First, you’ll need to find the mean of the data set. Add up all the values and divide by the number of values in the data set. In this case, the total would be:

10 + 11 + 12 + 13 + 14 + 15 + 16 + 17 + 18 + 19 + 20 = 165                 

Now, we divide the total by 10, the total number of values. That leaves us with a mean or average price of $16.5.

Now, you’ll need to calculate the difference between each value and the average price, also known as the deviation. Do this for every value in the data set. For example, 20 – 16.5 = 3.5, 19 – 16.5 = 2.5, and so on going all the way back to 10. Include negative values as well.

You should be left with the following values: 3.5, 2.5, 1.5, 0.5, -0.5, -1.5, -2.5, -3.5, -4.5, -5.5, and -6.5.

Next, you’ll need to square each deviation by multiplying it by itself. This will eliminate any negative values. You should be left with the following values: 12.25, 6.25, 2.25, 0.25, 0.25, 2.25, 6.25, 12.25, 20.25, 30.25, and 42.25.

Add them all up, and you get 135. Now, divide the sum of the squared deviants by the number of values (10).
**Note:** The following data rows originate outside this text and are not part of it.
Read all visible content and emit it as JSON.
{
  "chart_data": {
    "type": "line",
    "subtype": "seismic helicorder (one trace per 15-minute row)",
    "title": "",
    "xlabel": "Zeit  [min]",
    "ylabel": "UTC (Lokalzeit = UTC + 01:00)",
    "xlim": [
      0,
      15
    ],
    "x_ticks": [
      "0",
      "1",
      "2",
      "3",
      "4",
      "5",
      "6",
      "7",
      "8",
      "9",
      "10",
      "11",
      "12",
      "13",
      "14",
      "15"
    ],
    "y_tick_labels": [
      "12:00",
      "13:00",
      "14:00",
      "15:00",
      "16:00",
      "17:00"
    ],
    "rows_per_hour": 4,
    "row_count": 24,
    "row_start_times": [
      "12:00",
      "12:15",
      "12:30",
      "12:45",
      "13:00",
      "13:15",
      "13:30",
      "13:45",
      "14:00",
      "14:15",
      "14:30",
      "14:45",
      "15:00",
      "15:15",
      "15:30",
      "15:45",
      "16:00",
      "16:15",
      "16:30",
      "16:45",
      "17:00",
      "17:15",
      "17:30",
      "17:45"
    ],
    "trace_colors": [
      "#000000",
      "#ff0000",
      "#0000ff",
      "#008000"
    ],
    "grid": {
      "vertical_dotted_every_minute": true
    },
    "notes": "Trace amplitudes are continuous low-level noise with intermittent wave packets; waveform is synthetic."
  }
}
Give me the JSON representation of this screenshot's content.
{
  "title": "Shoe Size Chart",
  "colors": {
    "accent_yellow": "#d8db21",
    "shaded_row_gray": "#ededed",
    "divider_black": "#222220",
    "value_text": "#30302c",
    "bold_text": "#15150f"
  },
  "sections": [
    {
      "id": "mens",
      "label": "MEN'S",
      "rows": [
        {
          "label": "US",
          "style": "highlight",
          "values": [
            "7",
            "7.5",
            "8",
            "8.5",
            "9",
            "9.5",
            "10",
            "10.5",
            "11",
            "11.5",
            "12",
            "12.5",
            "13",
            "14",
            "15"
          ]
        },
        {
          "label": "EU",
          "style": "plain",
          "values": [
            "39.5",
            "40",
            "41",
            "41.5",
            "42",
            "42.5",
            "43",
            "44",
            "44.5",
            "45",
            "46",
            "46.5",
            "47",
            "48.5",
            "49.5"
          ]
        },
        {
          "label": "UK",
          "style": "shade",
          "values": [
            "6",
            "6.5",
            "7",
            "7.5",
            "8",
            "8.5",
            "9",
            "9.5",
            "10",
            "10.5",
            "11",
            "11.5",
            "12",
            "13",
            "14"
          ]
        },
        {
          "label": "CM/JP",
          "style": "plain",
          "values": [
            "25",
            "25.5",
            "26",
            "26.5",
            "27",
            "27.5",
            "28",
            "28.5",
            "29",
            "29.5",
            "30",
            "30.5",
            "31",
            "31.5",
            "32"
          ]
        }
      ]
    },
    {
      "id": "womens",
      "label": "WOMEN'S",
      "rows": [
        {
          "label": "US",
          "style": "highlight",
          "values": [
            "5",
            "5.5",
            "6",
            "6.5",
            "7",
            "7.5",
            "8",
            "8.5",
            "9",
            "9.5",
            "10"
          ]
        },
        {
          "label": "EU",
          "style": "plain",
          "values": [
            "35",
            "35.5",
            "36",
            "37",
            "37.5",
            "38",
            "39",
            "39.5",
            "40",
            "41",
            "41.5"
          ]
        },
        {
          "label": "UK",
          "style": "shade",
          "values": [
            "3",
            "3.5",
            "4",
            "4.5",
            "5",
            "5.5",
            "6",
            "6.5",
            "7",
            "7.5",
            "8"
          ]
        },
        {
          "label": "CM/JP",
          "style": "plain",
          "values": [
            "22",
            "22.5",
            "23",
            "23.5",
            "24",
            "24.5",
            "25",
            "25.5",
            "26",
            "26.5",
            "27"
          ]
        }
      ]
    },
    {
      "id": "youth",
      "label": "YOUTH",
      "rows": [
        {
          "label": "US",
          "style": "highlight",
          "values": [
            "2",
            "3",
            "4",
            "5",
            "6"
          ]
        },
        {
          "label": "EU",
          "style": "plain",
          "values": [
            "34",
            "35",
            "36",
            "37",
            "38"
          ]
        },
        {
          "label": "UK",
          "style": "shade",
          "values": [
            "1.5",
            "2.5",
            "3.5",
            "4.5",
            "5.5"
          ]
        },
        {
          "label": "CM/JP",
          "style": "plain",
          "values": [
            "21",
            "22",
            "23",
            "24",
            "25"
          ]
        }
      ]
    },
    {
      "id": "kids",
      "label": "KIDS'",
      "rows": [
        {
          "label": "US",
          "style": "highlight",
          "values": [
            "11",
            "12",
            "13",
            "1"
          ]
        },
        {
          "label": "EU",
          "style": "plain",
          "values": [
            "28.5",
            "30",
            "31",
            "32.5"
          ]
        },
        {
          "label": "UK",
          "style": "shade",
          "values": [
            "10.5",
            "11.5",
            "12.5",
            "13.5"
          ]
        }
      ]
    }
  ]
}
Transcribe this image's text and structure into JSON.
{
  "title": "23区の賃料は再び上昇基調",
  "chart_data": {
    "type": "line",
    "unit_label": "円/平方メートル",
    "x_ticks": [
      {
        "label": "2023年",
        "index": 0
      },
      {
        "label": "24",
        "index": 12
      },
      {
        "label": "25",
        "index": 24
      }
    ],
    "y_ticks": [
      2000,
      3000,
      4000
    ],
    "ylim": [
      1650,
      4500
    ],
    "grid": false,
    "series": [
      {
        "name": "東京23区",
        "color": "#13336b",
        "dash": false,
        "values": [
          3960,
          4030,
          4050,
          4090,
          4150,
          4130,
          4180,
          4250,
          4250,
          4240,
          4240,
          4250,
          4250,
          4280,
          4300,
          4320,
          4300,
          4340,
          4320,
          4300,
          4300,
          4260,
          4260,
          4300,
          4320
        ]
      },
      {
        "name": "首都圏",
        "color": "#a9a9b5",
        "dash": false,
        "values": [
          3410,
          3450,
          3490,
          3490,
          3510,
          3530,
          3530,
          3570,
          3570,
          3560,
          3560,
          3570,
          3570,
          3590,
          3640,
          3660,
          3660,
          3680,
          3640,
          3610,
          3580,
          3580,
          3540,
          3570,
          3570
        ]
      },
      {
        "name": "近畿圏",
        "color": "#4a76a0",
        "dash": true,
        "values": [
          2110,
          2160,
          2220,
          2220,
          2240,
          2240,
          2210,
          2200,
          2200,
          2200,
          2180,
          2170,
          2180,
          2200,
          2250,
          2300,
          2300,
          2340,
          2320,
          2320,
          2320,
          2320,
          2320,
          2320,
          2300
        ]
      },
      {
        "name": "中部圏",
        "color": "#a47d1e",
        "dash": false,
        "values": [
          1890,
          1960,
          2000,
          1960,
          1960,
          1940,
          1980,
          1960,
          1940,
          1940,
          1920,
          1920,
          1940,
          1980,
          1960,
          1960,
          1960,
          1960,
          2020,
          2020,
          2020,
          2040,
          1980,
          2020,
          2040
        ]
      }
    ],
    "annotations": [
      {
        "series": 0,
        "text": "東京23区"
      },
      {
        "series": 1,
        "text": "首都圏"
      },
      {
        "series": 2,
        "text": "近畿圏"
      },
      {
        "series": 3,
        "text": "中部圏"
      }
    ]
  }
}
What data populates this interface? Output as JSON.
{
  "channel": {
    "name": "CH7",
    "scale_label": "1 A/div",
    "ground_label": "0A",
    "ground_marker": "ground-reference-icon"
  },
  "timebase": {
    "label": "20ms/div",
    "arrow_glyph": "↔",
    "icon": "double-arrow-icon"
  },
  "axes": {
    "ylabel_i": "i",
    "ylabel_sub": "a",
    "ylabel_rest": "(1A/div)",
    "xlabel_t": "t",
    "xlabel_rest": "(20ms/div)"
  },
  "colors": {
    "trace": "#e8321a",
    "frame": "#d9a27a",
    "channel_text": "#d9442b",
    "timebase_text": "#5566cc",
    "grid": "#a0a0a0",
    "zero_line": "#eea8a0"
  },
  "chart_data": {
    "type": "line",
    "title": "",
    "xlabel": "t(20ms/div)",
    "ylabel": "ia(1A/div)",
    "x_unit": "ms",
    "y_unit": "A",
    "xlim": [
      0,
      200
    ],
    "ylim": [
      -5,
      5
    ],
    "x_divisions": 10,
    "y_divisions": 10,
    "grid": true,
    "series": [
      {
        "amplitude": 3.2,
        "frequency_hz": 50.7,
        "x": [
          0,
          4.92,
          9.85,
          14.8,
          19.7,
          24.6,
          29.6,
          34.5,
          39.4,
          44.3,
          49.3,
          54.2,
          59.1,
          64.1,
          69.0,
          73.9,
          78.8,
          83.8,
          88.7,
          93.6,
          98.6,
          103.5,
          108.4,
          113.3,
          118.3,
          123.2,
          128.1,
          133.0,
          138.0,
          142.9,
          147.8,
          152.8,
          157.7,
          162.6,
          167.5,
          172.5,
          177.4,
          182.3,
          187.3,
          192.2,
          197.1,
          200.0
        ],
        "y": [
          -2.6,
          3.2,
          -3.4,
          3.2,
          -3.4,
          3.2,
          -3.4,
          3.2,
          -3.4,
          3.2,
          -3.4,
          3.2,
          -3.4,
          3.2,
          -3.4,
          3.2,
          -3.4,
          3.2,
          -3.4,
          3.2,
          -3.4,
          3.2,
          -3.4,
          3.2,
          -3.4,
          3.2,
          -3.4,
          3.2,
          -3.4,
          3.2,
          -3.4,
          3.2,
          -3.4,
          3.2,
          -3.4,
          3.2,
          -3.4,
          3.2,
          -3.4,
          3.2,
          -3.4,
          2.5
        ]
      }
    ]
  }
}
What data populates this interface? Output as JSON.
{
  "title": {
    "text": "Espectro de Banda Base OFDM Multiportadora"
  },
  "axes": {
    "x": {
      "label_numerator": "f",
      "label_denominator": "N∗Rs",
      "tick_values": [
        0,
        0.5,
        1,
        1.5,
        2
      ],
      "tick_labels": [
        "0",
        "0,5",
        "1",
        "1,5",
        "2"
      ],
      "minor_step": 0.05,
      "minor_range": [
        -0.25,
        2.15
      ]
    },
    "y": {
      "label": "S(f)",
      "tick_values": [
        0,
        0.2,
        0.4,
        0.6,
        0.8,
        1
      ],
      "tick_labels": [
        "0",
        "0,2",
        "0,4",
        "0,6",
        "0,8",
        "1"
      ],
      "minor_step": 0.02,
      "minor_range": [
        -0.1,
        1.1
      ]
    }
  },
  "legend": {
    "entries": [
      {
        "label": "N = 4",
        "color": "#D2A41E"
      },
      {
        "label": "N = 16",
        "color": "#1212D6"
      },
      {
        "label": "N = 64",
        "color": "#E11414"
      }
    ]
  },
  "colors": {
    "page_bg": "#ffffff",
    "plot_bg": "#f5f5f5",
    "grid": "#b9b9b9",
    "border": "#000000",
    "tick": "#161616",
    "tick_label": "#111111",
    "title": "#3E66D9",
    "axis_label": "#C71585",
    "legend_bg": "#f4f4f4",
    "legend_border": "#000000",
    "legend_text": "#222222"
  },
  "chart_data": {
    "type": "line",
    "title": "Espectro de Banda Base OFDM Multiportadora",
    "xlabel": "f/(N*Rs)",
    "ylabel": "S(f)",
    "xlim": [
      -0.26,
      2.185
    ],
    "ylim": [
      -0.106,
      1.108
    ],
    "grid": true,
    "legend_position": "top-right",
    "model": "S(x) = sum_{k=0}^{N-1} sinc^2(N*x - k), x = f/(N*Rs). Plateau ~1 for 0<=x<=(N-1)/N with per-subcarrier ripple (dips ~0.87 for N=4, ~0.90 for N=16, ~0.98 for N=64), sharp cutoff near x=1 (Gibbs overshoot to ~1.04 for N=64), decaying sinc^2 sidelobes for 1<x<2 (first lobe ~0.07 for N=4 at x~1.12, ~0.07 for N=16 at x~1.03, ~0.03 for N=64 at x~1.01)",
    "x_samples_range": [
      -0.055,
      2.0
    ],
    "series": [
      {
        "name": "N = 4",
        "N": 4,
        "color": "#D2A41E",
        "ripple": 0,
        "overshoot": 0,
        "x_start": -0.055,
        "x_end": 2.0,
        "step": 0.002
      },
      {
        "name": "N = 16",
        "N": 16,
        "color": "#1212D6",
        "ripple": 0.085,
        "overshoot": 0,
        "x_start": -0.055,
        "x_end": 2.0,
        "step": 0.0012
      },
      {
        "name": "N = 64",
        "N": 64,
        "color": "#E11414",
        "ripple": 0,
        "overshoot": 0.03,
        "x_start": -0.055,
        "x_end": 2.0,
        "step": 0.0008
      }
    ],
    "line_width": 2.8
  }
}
This leaves us with a variance of $13.5.

The standard deviation is the square root of the variance. In this case, that would be $3.67.

You can use the standard deviation to predict where the value is headed. When looking at the normal distribution of returns for an asset, 67% of all data returns will come within one standard deviation ($3.67). That means two-thirds of all value changes will fall within a range of $3.67. Ninety-five percent of all data returns will come within two standard deviations (2 x $3.67 = $7.34) and 99.7% of all data returns will fall within three (3 x $3.67 = $11.01).

However, most stocks don’t increase by the same value every day. We didn’t include randomly selected data in the example for the sake of simplicity. Most values are expressed on a bell curve, so the standard 67%, 95%, and 99.7% expectations won’t play out in most scenarios. But investors and analysts still use the standard deviation despite these limitations.

Calculate the Beta

You can also measure the volatility of a particular asset using its beta, which approximates the potential range in returns against the range of returns from an established benchmark, such as the S&P 500.

When using the beta method, the stock is assigned a beta value expressed as a percentage. For example, if the stock has a beta value of 1.2, it will increase 120% in price for every 100% move by the beta market. This is an easy way to calculate volatility based on what the market is doing; however, the beta should match the asset in terms of expected risk in order for the comparison to work.

Perhaps the most famous example of the beta method is the VIX Volatility Index, which was created by the Chicago Board Options Exchange. It expresses the 30-day expected volatility of the entire U.S. stock market based on real-time price reporting from the S&P 500. In many ways, it represents overall investor confidence in terms of the future of the market. When the VIX reading is high, expect a risky market.